DESCRIPTION (provided by applicant): One of the most devastating birth defects affect the neural crest, a highly migratory stem cell-like population that contribute to craniofacial and cardiovascular development, and peripheral and enteric nervous system assembly. Cell lineage tracing and tissue transplantation studies have revealed the neural crest cell (NCC) migratory pathways emerge as discrete segregated streams, separated by neural-crest-free exclusion zones that appear to prevent the intermixing of NCC subpopulations and ensure their arrival at precise targets. These findings support the premise that neural crest cell guidance cues derive from the embryonic microenvironment and cell communication. Most noteworthy are the data we have generated in vivo showing cell-cell and cell-environment interactions may influence the directional migration of the neural crest. Based on these observations, we propose to test the central hypothesis that the microenvironment and cell-cell interactions associated with the neural crest-rich regions of the embryo contain informational cues with the potential to direct cells to precise targets. Our long term goal is to understand the biological mechanisms underlying neural crest migration that ultimately results in organ development. Our short term goal is to identify the key cellular and molecular mechanisms underlying the sculpting of cranial NCC migratory streams within an in vivo model. Using in vivo molecular perturbations and embryo microsurgery, together with photoactivation cell labeling, 4-D confocal imaging, cell tracking and cell behavior analyses, we propose to: Aim 1: Characterize the specific and dynamic cellular interactions essential for cranial neural crest migration using in vivo photoactivation cell labeling, 4-D confocal imaging, cell tracking and cell behavior analyses.
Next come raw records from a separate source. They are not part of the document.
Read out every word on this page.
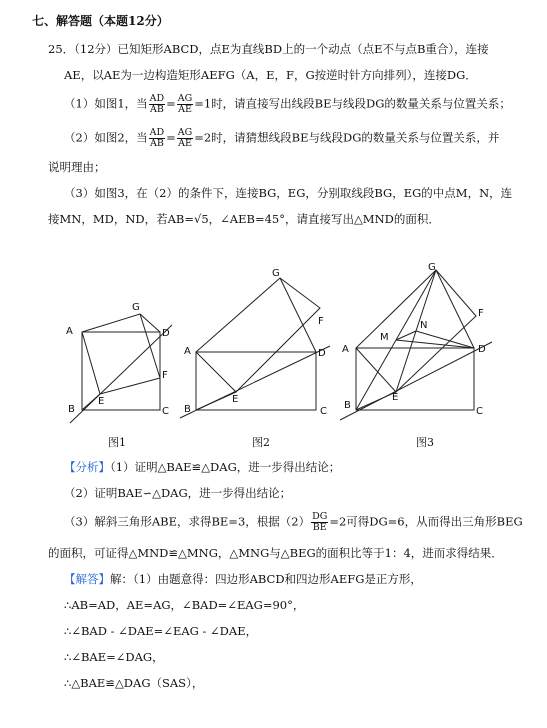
七、解答题（本题12分）
25．（12分）已知矩形ABCD，点E为直线BD上的一个动点（点E不与点B重合），连接
AE，以AE为一边构造矩形AEFG（A，E，F，G按逆时针方向排列），连接DG．
（1）如图1，当 $\frac{AD}{AB} = \frac{AG}{AE} =1$时，请直接写出线段BE与线段DG的数量关系与位置关系；
（2）如图2，当 $\frac{AD}{AB} = \frac{AG}{AE} =2$时，请猜想线段BE与线段DG的数量关系与位置关系，并
说明理由；
（3）如图3，在（2）的条件下，连接BG，EG，分别取线段BG，EG的中点M，N，连
接MN，MD，ND，若AB=√5，∠AEB=45°，请直接写出△MND的面积．
A
B	C
D
E
F
G
图1
A
B	C
D
E
F
G
图2
A
B
C
D
E
F
G
M
N
图3
【分析】（1）证明△BAE≌△DAG，进一步得出结论；
（2）证明BAE∽△DAG，进一步得出结论；
（3）解斜三角形ABE，求得BE=3，根据$(2) \frac{DG}{BE} =2$可得DG=6，从而得出三角形BEG
的面积，可证得△MND≌△MNG，△MNG与△BEG的面积比等于1：4，进而求得结果．
【解答】解：（1）由题意得：四边形ABCD和四边形AEFG是正方形，
∴AB=AD，AE=AG，∠BAD=∠EAG=90°，
∴∠BAD - ∠DAE=∠EAG - ∠DAE，
∴∠BAE=∠DAG，
∴△BAE≌△DAG（SAS），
Aim 2: To determine the role of neuropilins within the embryonic microenvironment in signaling and modulating neural crest migration. Aim 3: Investigate the role of the embryonic microenvironment in signaling and modulating neural crest migration, with particular focus on neuropilin- semaphorin and neuropilin-VEGF interactions. Public Health Relevance: At the completion of these studies, we expect to have an increased understanding of guidance cues and pathways that directly modulate neural crest migration that could be translated for novel therapeutic applications.

描述（由申请人提供）：最具破坏性的先天缺陷会影响神经rest，这是一种高度迁移的干细胞样人群，有助于颅面和心血管发育，以及周围和肠神经系统组装。细胞谱系追踪和组织移植研究已经揭示了神经rest细胞（NCC）迁移途径作为离散的隔离流出现，被无神经克雷斯特的无神经排除区分开，这些区域似乎可以防止NCC的相互混合，并确保其确切的目标到达。这些发现支持这样的前提：神经rest细胞引导提示源自胚胎微环境和细胞通信。最值得注意的是我们在体内产生的数据显示细胞 - 环境和环境相互作用可能会影响神经rest的定向迁移。基于这些观察结果，我们建议检验中心假设，即与胚胎的神经富富区域相关的微环境和细胞 - 细胞相互作用包含有可能将细胞引导到精确靶标的信息提示。我们的长期目标是了解最终导致器官发育的神经rest迁移的生物学机制。我们的短期目标是确定体内模型中颅内NCC迁移流雕刻的关键细胞和分子机制。我们使用光激活细胞标记，4-D共焦成像，细胞跟踪和细胞行为分析，使用光激活细胞标记，我们建议：AIM 1：表征特定和动态的细胞相互作用，表征颅神经cr迁移的特定和动态细胞相互作用，使用Vopopophopophopopophopopophopopopophopopopopophosactivativation Cylivativation Cell satrance antry contration和4-D-D-D-D-D Conforting，以及4-D-D-D-D-D-D-D-D-D-D-D-D Confrocal Imageing antry Imageing，我们建议使用体内分子扰动和胚胎显微外科手术。目标2：确定神经蛋白在胚胎微环境中的作用在信号传导和调节神经rest迁移中的作用。 AIM 3：研究胚胎微环境在信号传导和调节神经rest迁移中的作用，特别关注神经蛋白 - 词素和神经蛋白-VEGF的相互作用。 公共卫生相关性：完成这些研究后，我们希望对指导线索和途径有更多的了解，这些线索和途径直接调节神经rest迁移，该迁移可以用于新的治疗应用。